Sunday, April 28, 2013

Altered Consciousness

I've never tried narcotics because they represent cowardice, a desire to flee reality rather than face it. Besides, I achieve altered states of consciousness on my own, and reality is far more captivating than fantasy.

Case in point, I was competing in a chess tournament this weekend hosted by a local expert popularly known as "the Octopus," a name he acquired by playing exhibitions against multiple players simultaneously. The Octopus's tournaments are fun because they are unrated, so I can let my mind wander down various rabbit holes to explore creative possibilities that I wouldn't ordinarily pursue.
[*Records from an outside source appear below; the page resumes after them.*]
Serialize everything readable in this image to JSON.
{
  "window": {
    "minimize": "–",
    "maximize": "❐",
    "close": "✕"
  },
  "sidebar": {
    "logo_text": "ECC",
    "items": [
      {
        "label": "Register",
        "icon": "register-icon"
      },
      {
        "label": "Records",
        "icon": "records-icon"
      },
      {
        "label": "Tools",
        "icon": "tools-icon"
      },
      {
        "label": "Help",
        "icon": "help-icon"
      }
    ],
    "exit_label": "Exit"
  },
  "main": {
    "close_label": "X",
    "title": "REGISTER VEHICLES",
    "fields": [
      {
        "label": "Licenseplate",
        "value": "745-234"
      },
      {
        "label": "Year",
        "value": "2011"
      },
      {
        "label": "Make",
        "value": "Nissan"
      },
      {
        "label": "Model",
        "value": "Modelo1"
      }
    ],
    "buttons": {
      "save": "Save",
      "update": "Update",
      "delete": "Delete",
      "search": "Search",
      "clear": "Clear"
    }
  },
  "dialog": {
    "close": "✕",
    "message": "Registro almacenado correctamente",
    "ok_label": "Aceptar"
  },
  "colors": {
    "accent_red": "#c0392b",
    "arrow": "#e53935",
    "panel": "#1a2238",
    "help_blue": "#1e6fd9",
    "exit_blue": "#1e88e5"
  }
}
After winning my first round, it fell upon me to play the Octopus himself, whom everyone presumed would win our game and the tournament. The few times I had managed to beat him were in speed games of five minutes per person, but this was to be a pitched battle with no refuge found in a clock flag. As we played I saw the pieces and the board in a way I never used to, a galaxy of possibilities now laid bare to someone previously blind to them. He was tightening the noose around my king, so rather than die a slow death fending him off, I sacrificed my knight near his own king -- which opened up a file for my rooks to come after him. Before long he sacrificed his own knight to defend himself, and next thing I knew the position was drawn. I won my remaining games, but the Octopus drew again when playing against another expert, so at the end of the day I finished first and the Octopus second. This was the completion of unfinished business from three years ago, when I arrived in Missoula and won an Octopus tournament without having to play the man himself.
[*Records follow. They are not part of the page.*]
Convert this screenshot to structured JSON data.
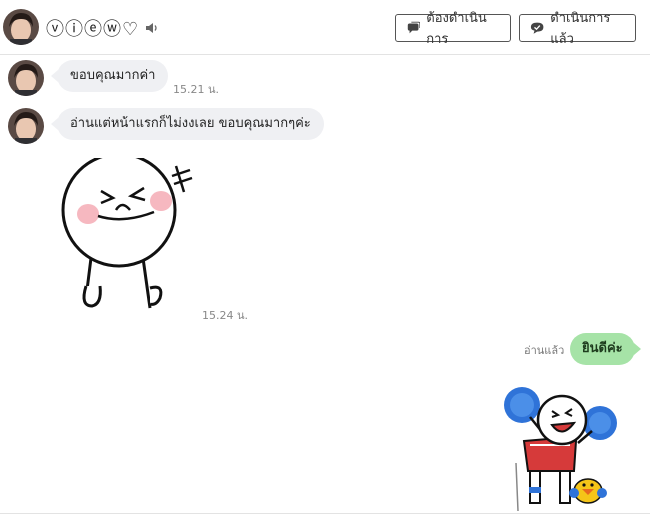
{
  "header": {
    "contact_name": "ⓥⓘⓔⓦ♡",
    "btn_todo_label": "ต้องดำเนินการ",
    "btn_done_label": "ดำเนินการแล้ว"
  },
  "messages": [
    {
      "text": "ขอบคุณมากค่า",
      "time": "15.21 น."
    },
    {
      "text": "อ่านแต่หน้าแรกก็ไม่งงเลย ขอบคุณมากๆค่ะ"
    },
    {
      "sticker": "moon-laughing-sticker",
      "time": "15.24 น."
    }
  ],
  "outgoing": {
    "read_label": "อ่านแล้ว",
    "text": "ยินดีค่ะ",
    "sticker": "moon-cheerleader-sticker"
  },
  "colors": {
    "incoming_bubble": "#eff0f3",
    "outgoing_bubble": "#a6e3a7"
  }
}
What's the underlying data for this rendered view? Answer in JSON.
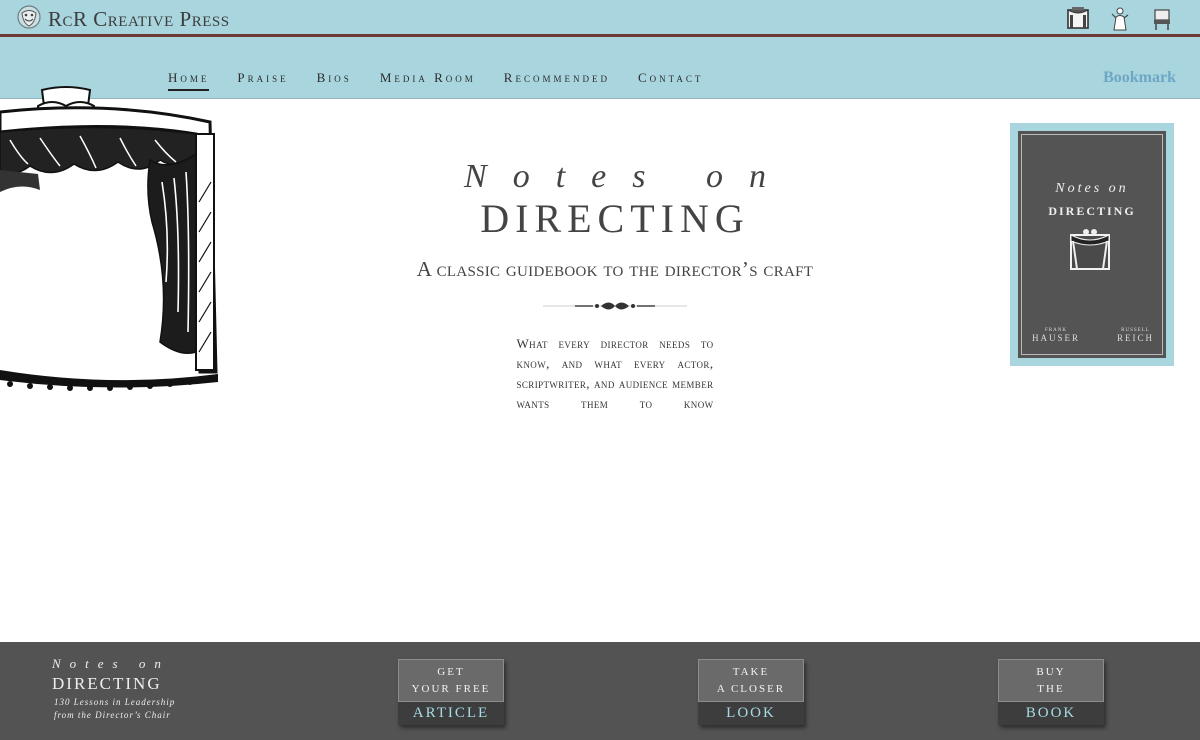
{
  "header": {
    "brand": "RcR Creative Press",
    "icons": [
      "stage-icon",
      "actor-icon",
      "chair-icon"
    ],
    "bookmark": "Bookmark"
  },
  "nav": {
    "items": [
      "Home",
      "Praise",
      "Bios",
      "Media Room",
      "Recommended",
      "Contact"
    ],
    "active": "Home"
  },
  "hero": {
    "notes": "Notes on",
    "directing": "DIRECTING",
    "subtitle": "A classic guidebook to the director’s craft",
    "tagline": "What every director needs to know, and what every actor, scriptwriter, and audience member wants them to know"
  },
  "cover": {
    "notes": "Notes on",
    "directing": "DIRECTING",
    "author1_first": "FRANK",
    "author1_last": "HAUSER",
    "author2_first": "RUSSELL",
    "author2_last": "REICH"
  },
  "footer": {
    "notes": "Notes on",
    "directing": "DIRECTING",
    "lessons_line1": "130 Lessons in Leadership",
    "lessons_line2": "from the Director’s Chair",
    "cta": [
      {
        "line1": "GET",
        "line2": "YOUR FREE",
        "bottom": "ARTICLE"
      },
      {
        "line1": "TAKE",
        "line2": "A CLOSER",
        "bottom": "LOOK"
      },
      {
        "line1": "BUY",
        "line2": "THE",
        "bottom": "BOOK"
      }
    ]
  },
  "colors": {
    "header_bg": "#a8d5de",
    "header_rule": "#6b3a33",
    "bookmark": "#6ea7c6",
    "footer_bg": "#535353",
    "cta_accent": "#a6dbe5"
  }
}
This was also the realization that reality and its workings fascinate me more than fantasy ever could. I had a brief conversation with a young man also competing in the tournament, and we shared stories about how unlocking the key to stronger chess is so much like unlocking the key to languages, engineering, martial arts, and just about any other endeavor. We catch brief glimpses of the mind of God, the ordered genius behind all things, and we feel divine. No flight of fancy could ever compete.